Anıt duvarlarında öldürülen silahlı kuvvetler personelinin isimleri altın harflerle yazılıyor.

Anıt da 4 dairesel yapı vardır.

En içte Ölümsüzlük Çemberi anlamına gelen Amar Çakra, ardından Cesaret Çemberi anlamına gelen Veerta Çakra, Gangasagar, Longewala vb. gibi çeşitli Savaşları tasvir eden bronz duvar resimleriyle dolu kapalı bir galeri bulunur Tyag Çakra ve Rakshak Çakra veya Koruma Çemberi.

Hindistan Kapısından savaş anıtına ulaşmak için 10 dakika kadar yürüyüş yapmak gerekiyor.

Bu uzaklık tekerlekli sandalye bulunmadığından yaşlılar, hastalar ve özel engelliler için zor bir durum olabilir.

Giriş kapısı ile çıkış kapısı farklı. Giriş kapısından askerlerin kontrolünden sonra girebiliyoruz. Çıkış kapısı girişten oldukça uzaktadır. Bu yol da biraz uzun.  Giriş ücreti yok.  Fotoğraf çekmeye izin veriliyor.

https://www.youtube.com/shorts/LclXFodTwc0?feature=share

Savaş anıtının çıkışının yakınında tuvaletler ve hediyelik eşya dükkanı bulunmakta

Agrasen Ki Baoli 

Agrasen Ki Baoli 60 m uzunluğunda ve 15 m genişliğinde tarihi basamaklı kuyu olup hem yerli halk hem de turistler tarafından ziyaret edilen oldukça ünlü bir anıttır. Aslında adı “Ugrasen Ki Baoli”’dir.

Kuyuyu kimin inşa ettiğini kanıtlayacak bir tarih olmamasına rağmen 14.yy’da efsanevi kral Agrasen tarafından inşa edildiğine inanılıyor. Baoli, Kuzey Hindistan’ın kullanılan dilinde Üvey Kuyu anlamına gelir.

Delhi’de türünün birkaç örneği arasında yer alan tarihi kuyu üç katlı ve108 basamaklıdır. Her katın iki yanında kemerli koridorlar, ortada batıya doğru konumlanan üç kenarlı küçük bir cami bulunmaktadır.

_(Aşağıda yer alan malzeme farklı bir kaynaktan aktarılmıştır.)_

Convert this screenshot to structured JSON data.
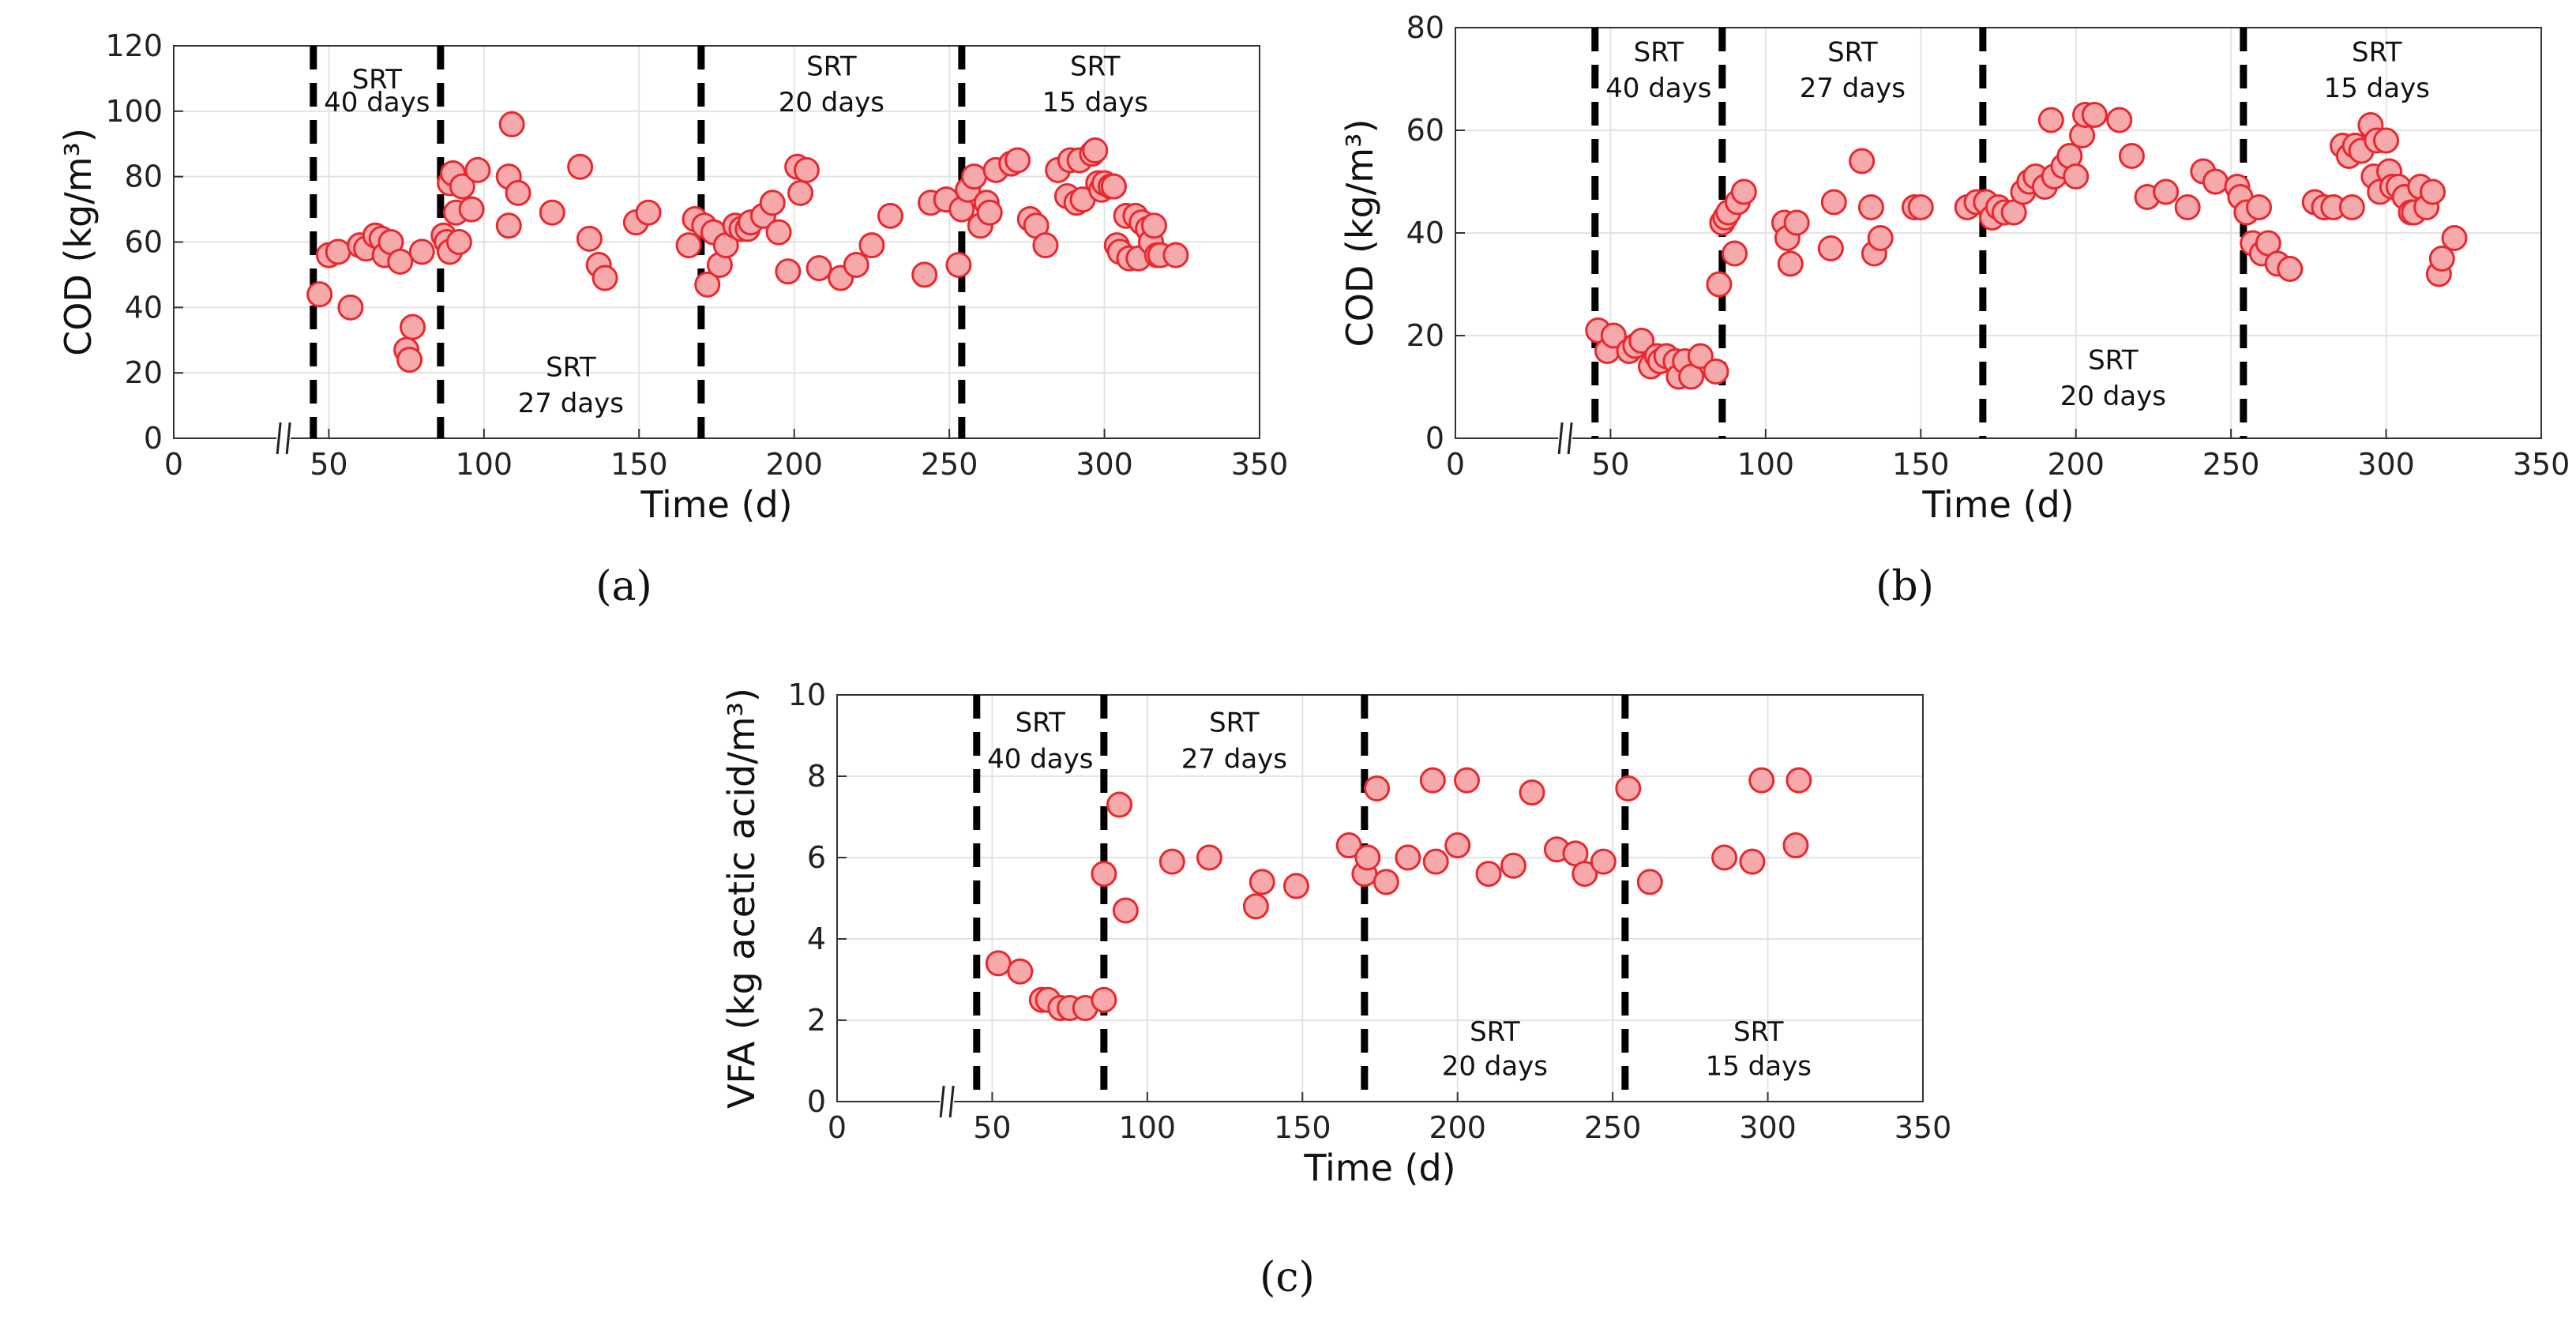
{
  "chart_data": [
    {
      "id": "a",
      "type": "scatter",
      "panel_label": "(a)",
      "xlabel": "Time (d)",
      "ylabel": "COD (kg/m³)",
      "xlim": [
        0,
        350
      ],
      "ylim": [
        0,
        120
      ],
      "xticks": [
        0,
        50,
        100,
        150,
        200,
        250,
        300,
        350
      ],
      "yticks": [
        0,
        20,
        40,
        60,
        80,
        100,
        120
      ],
      "axis_break_x": 40,
      "srt_lines": [
        45,
        86,
        170,
        254
      ],
      "srt_labels": [
        {
          "lines": [
            "SRT",
            "40 days"
          ],
          "x": 65.5,
          "y": 107,
          "y2": 100
        },
        {
          "lines": [
            "SRT",
            "27 days"
          ],
          "x": 128,
          "y": 19,
          "y2": 8
        },
        {
          "lines": [
            "SRT",
            "20 days"
          ],
          "x": 212,
          "y": 111,
          "y2": 100
        },
        {
          "lines": [
            "SRT",
            "15 days"
          ],
          "x": 297,
          "y": 111,
          "y2": 100
        }
      ],
      "series": [
        {
          "name": "COD",
          "x": [
            47,
            50,
            53,
            57,
            60,
            62,
            65,
            67,
            68,
            70,
            73,
            75,
            76,
            77,
            80,
            87,
            88,
            89,
            89,
            90,
            91,
            92,
            93,
            96,
            98,
            108,
            108,
            109,
            111,
            122,
            131,
            134,
            137,
            139,
            149,
            153,
            166,
            168,
            171,
            172,
            174,
            176,
            178,
            181,
            183,
            185,
            186,
            190,
            193,
            195,
            198,
            201,
            202,
            204,
            208,
            215,
            220,
            225,
            231,
            242,
            244,
            249,
            253,
            254,
            256,
            258,
            260,
            262,
            263,
            265,
            270,
            272,
            276,
            278,
            281,
            285,
            288,
            289,
            291,
            292,
            293,
            296,
            297,
            298,
            299,
            300,
            302,
            303,
            303,
            304,
            305,
            307,
            308,
            310,
            311,
            312,
            314,
            315,
            316,
            317,
            318,
            323
          ],
          "y": [
            44,
            56,
            57,
            40,
            59,
            58,
            62,
            61,
            56,
            60,
            54,
            27,
            24,
            34,
            57,
            62,
            60,
            57,
            78,
            81,
            69,
            60,
            77,
            70,
            82,
            80,
            65,
            96,
            75,
            69,
            83,
            61,
            53,
            49,
            66,
            69,
            59,
            67,
            65,
            47,
            63,
            53,
            59,
            65,
            64,
            64,
            66,
            68,
            72,
            63,
            51,
            83,
            75,
            82,
            52,
            49,
            53,
            59,
            68,
            50,
            72,
            73,
            53,
            70,
            76,
            80,
            65,
            72,
            69,
            82,
            84,
            85,
            67,
            65,
            59,
            82,
            74,
            85,
            72,
            85,
            73,
            87,
            88,
            78,
            76,
            78,
            77,
            77,
            77,
            59,
            57,
            68,
            55,
            68,
            55,
            66,
            64,
            60,
            65,
            56,
            56,
            56
          ]
        }
      ]
    },
    {
      "id": "b",
      "type": "scatter",
      "panel_label": "(b)",
      "xlabel": "Time (d)",
      "ylabel": "COD (kg/m³)",
      "xlim": [
        0,
        350
      ],
      "ylim": [
        0,
        80
      ],
      "xticks": [
        0,
        50,
        100,
        150,
        200,
        250,
        300,
        350
      ],
      "yticks": [
        0,
        20,
        40,
        60,
        80
      ],
      "axis_break_x": 40,
      "srt_lines": [
        45,
        86,
        170,
        254
      ],
      "srt_labels": [
        {
          "lines": [
            "SRT",
            "40 days"
          ],
          "x": 65.5,
          "y": 73.5,
          "y2": 66.5
        },
        {
          "lines": [
            "SRT",
            "27 days"
          ],
          "x": 128,
          "y": 73.5,
          "y2": 66.5
        },
        {
          "lines": [
            "SRT",
            "20 days"
          ],
          "x": 212,
          "y": 13.5,
          "y2": 6.5
        },
        {
          "lines": [
            "SRT",
            "15 days"
          ],
          "x": 297,
          "y": 73.5,
          "y2": 66.5
        }
      ],
      "series": [
        {
          "name": "COD",
          "x": [
            46,
            49,
            51,
            56,
            58,
            60,
            63,
            65,
            66,
            68,
            71,
            72,
            74,
            76,
            79,
            84,
            85,
            86,
            87,
            88,
            90,
            91,
            93,
            106,
            107,
            108,
            110,
            121,
            122,
            131,
            134,
            135,
            137,
            148,
            150,
            165,
            168,
            171,
            173,
            175,
            177,
            180,
            183,
            185,
            187,
            190,
            192,
            193,
            196,
            198,
            200,
            202,
            203,
            206,
            214,
            218,
            223,
            229,
            236,
            241,
            245,
            252,
            253,
            255,
            257,
            259,
            260,
            262,
            265,
            269,
            277,
            280,
            283,
            286,
            288,
            289,
            290,
            292,
            295,
            296,
            297,
            298,
            300,
            301,
            302,
            304,
            306,
            308,
            309,
            311,
            313,
            315,
            317,
            318,
            322
          ],
          "y": [
            21,
            17,
            20,
            17,
            18,
            19,
            14,
            16,
            15,
            16,
            15,
            12,
            15,
            12,
            16,
            13,
            30,
            42,
            43,
            44,
            36,
            46,
            48,
            42,
            39,
            34,
            42,
            37,
            46,
            54,
            45,
            36,
            39,
            45,
            45,
            45,
            46,
            46,
            43,
            45,
            44,
            44,
            48,
            50,
            51,
            49,
            62,
            51,
            53,
            55,
            51,
            59,
            63,
            63,
            62,
            55,
            47,
            48,
            45,
            52,
            50,
            49,
            47,
            44,
            38,
            45,
            36,
            38,
            34,
            33,
            46,
            45,
            45,
            57,
            55,
            45,
            57,
            56,
            61,
            51,
            58,
            48,
            58,
            52,
            49,
            49,
            47,
            44,
            44,
            49,
            45,
            48,
            32,
            35,
            39
          ]
        }
      ]
    },
    {
      "id": "c",
      "type": "scatter",
      "panel_label": "(c)",
      "xlabel": "Time (d)",
      "ylabel": "VFA (kg acetic acid/m³)",
      "xlim": [
        0,
        350
      ],
      "ylim": [
        0,
        10
      ],
      "xticks": [
        0,
        50,
        100,
        150,
        200,
        250,
        300,
        350
      ],
      "yticks": [
        0,
        2,
        4,
        6,
        8,
        10
      ],
      "axis_break_x": 40,
      "srt_lines": [
        45,
        86,
        170,
        254
      ],
      "srt_labels": [
        {
          "lines": [
            "SRT",
            "40 days"
          ],
          "x": 65.5,
          "y": 9.1,
          "y2": 8.2
        },
        {
          "lines": [
            "SRT",
            "27 days"
          ],
          "x": 128,
          "y": 9.1,
          "y2": 8.2
        },
        {
          "lines": [
            "SRT",
            "20 days"
          ],
          "x": 212,
          "y": 1.5,
          "y2": 0.65
        },
        {
          "lines": [
            "SRT",
            "15 days"
          ],
          "x": 297,
          "y": 1.5,
          "y2": 0.65
        }
      ],
      "series": [
        {
          "name": "VFA",
          "x": [
            52,
            59,
            66,
            68,
            72,
            75,
            80,
            86,
            86,
            91,
            93,
            108,
            120,
            135,
            137,
            148,
            165,
            170,
            171,
            174,
            177,
            184,
            192,
            193,
            200,
            203,
            210,
            218,
            224,
            232,
            238,
            241,
            247,
            255,
            262,
            286,
            295,
            298,
            309,
            310
          ],
          "y": [
            3.4,
            3.2,
            2.5,
            2.5,
            2.3,
            2.3,
            2.3,
            2.5,
            5.6,
            7.3,
            4.7,
            5.9,
            6.0,
            4.8,
            5.4,
            5.3,
            6.3,
            5.6,
            6.0,
            7.7,
            5.4,
            6.0,
            7.9,
            5.9,
            6.3,
            7.9,
            5.6,
            5.8,
            7.6,
            6.2,
            6.1,
            5.6,
            5.9,
            7.7,
            5.4,
            6.0,
            5.9,
            7.9,
            6.3,
            7.9
          ]
        }
      ]
    }
  ],
  "colors": {
    "marker_fill": "#f5a9ab",
    "marker_edge": "#e8282e",
    "srt_line": "#000000",
    "grid": "#e3e3e3",
    "axis": "#333333"
  }
}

Baoli film dünyasında oldukça popüler olup bir çok filmde yer almıştır. Aamir Khan’ın başrol oynadığı gişe rekorları kıran PK; Salman Khan’ın başrol oynadığı Sultan filmlerinde kullanıldı.

Agrasen ki Baoli ile ilgili bir efsane bulunmaktadır. Efsaneye göre;  insanları içine atlayıp hayatlarını sona erdirmeye ikna eden mistik bir siyah su içerdiğine inanılmaktadır. Merdivenlerden suya doğru inerken, sanki görünmez bir güç, ziyaretçileri bu kıyamet uçurumuna girmeyi emretmektedir. Hipnotik bir şekilde ziyaretçileri etkilediği söylenmektedir. Bu sebeplerden dolayı Agrasen ki Baoli genellikle Delhi’deki en iyi perili yerler arasında sayılmaktadır.

Burayı ziyaret ettiğinizde sadece fotoğraf çekebilirsiniz. Kuyunun ileri kısımlarına geçmek yasaktır. Oturup dinlenebileceğiniz dik merdivenler vardır. Kuyu her gün; gün doğumundan gün batımına kadar ziyaret edilebilir. Girişi dar bir yolda olduğu için otobüsümüzden inip 5 dakika yürüyoruz.